Stéphane Hessel. La conséquence, c’est de faire de la France un pays qui apparaîtra à l’extérieur comme xénophobe, et à l’intérieur comme voulant se protéger, se défendre contre une fraction d’elle-même qui, pourtant, fait sa richesse. Si ces lois répressives sont véritablement mises en application, des gens qui pouvaient être attirés par cette richesse se détourneront de la France. Et ce en dépit de ce que le président appelle l’« immigration choisie ». Un terme particulièrement grave, parce qu’il laisse penser que nous ne tolérons l’immigration que là où elle correspond immédiatement à nos intérêts économiques quotidiens.
En quoi le recours aux tests ADN que préconise la loi Hortefeux constitue-t-il une rupture dans la tradition française ?
Stéphane Hessel. Depuis Renan, la France s’est toujours vécue comme une nation qui n’applique pas le droit du sang mais celui des valeurs. La justification de cet amendement est de lutter contre la fraude. Or ce n’est pas la fraude qui est grave, mais le refus de laisser venir des enfants qui ne seraient pas génétiquement, parfaitement, ceux de leurs parents. Surtout alors qu’on n’a eu de cesse de rendre plus difficiles les allers et retours des immigrés. Longtemps, ces derniers étaient bien contents de pouvoir laisser leur famille dans leur pays d’origine, de travailler, et de pouvoir retourner dans ce pays. On a rendu cela impossible par la distribution quasi nulle de visas. Du coup, il n’y a plus qu’une solution pour eux, c’est de faire venir leur famille.
Vous avez été au sortir de la guerre l’un des rédacteurs de la Déclaration universelle des droits de l’homme. On s’aperçoit en relisant ce texte (1) combien les dernières lois sur l’immigration font peu de cas de ses principes fondateurs…
Stéphane Hessel. … Et notamment de son article 13 (« Toute personne a le droit de circuler librement et de choisir sa résidence à l’intérieur d’un État » ; et « Toute personne a le droit de quitter tout pays, y compris le sien, et de revenir dans son pays » - NDLR) ! Soyons justes toutefois : aucun pays dans le monde, et notamment aucun pays européen, ne respecte aujourd’hui l’ensemble de ces droits. Petit à petit, a été admise l’idée selon laquelle un pays avait le droit de défendre ses frontières contre une immigration qui serait dangereuse pour lui. Admettons. L’essentiel serait alors que les critères utilisés soient des critères humains, de générosité, conformes aux valeurs françaises traditionnelles. Et non que notre politique se durcisse sans cesse, parfois sous la pression d’autres pays européens, en ne respectant pas les critères les plus légitimes et en ne régularisant pas ceux qui doivent l’être. Tout cela constitue une grave dérive contre laquelle il est essentiel que les hommes et les femmes de gauche, ceux qui croient à une politique humaine sur l’immigration, protestent avec la plus grande véhémence.

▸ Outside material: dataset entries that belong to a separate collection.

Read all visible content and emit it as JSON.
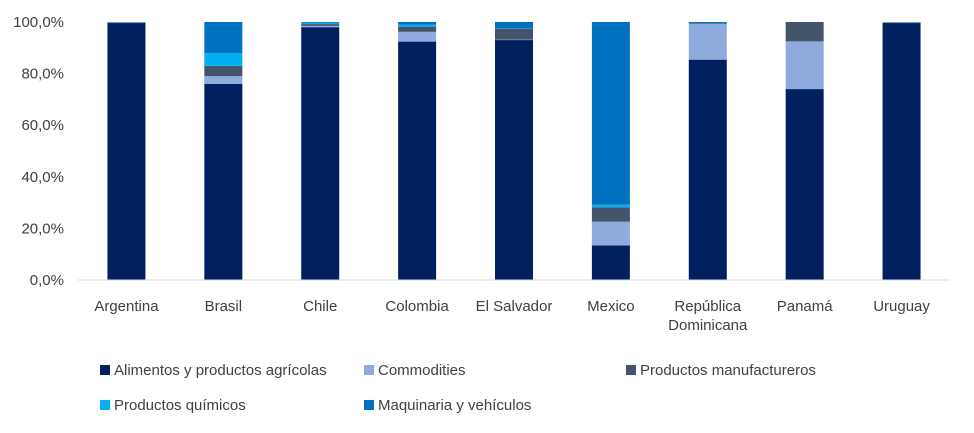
{
  "chart_data": {
    "type": "bar",
    "stacked": true,
    "categories": [
      "Argentina",
      "Brasil",
      "Chile",
      "Colombia",
      "El Salvador",
      "Mexico",
      "República Dominicana",
      "Panamá",
      "Uruguay"
    ],
    "category_labels": [
      [
        "Argentina"
      ],
      [
        "Brasil"
      ],
      [
        "Chile"
      ],
      [
        "Colombia"
      ],
      [
        "El Salvador"
      ],
      [
        "Mexico"
      ],
      [
        "República",
        "Dominicana"
      ],
      [
        "Panamá"
      ],
      [
        "Uruguay"
      ]
    ],
    "series": [
      {
        "name": "Alimentos y productos agrícolas",
        "color": "#002060",
        "values": [
          99.6,
          76.0,
          98.0,
          92.4,
          93.0,
          13.4,
          85.4,
          74.0,
          99.6
        ]
      },
      {
        "name": "Commodities",
        "color": "#8FAADC",
        "values": [
          0.1,
          3.0,
          0.5,
          3.8,
          0.2,
          9.2,
          13.8,
          18.5,
          0.1
        ]
      },
      {
        "name": "Productos manufactureros",
        "color": "#44546A",
        "values": [
          0.1,
          4.0,
          0.7,
          2.0,
          4.2,
          5.6,
          0.3,
          7.5,
          0.1
        ]
      },
      {
        "name": "Productos químicos",
        "color": "#00B0F0",
        "values": [
          0.1,
          5.0,
          0.5,
          0.8,
          0.1,
          1.0,
          0.1,
          0.0,
          0.1
        ]
      },
      {
        "name": "Maquinaria y vehículos",
        "color": "#0070C0",
        "values": [
          0.1,
          12.0,
          0.3,
          1.0,
          2.5,
          70.8,
          0.4,
          0.0,
          0.1
        ]
      }
    ],
    "y_ticks": [
      "0,0%",
      "20,0%",
      "40,0%",
      "60,0%",
      "80,0%",
      "100,0%"
    ],
    "ylim": [
      0,
      100
    ],
    "title": "",
    "xlabel": "",
    "ylabel": "",
    "grid": false,
    "legend_position": "bottom"
  }
}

D’autant que, désormais, la dérive que vous évoquez ne concerne pas seulement les objectifs mais également les moyens mis en oeuvre pour remplir ces objectifs : arrestations au domicile, convocations piège…
Stéphane Hessel. Ces mesures sont absolument scandaleuses. Quand un ministre ou même un président insiste pour faire du chiffre en matière d’expulsion, c’est le contraire de l’humanité. En clair, cela veut dire qu’on expulse, même si les critères d’intégration sont remplis. Et on organise des rafles, ce qui nous rappelle les plus mauvais jours de notre histoire…
Le terme de « rafle », historiquement très chargé, continue de faire polémique. En tant qu’ancien déporté, vous n’hésitez pas à l’employer…
Stéphane Hessel. C’est un mot qui a une signification très précise : cela veut dire qu’on entoure un quartier pour arrêter massivement les gens. Naturellement, ce n’est pas aujourd’hui pour les envoyer à Auschwitz ni pour les exterminer. Mais il s’agit bel et bien de rafles, dans lesquelles on ne fait plus la distinction entre ceux qui ont des raisons d’être arrêtés et les autres. Les gens sont visés uniquement sur la base de leur appartenance à un quartier, ou encore sur la base de leur faciès. On est bien là dans du racisme et de la discrimination.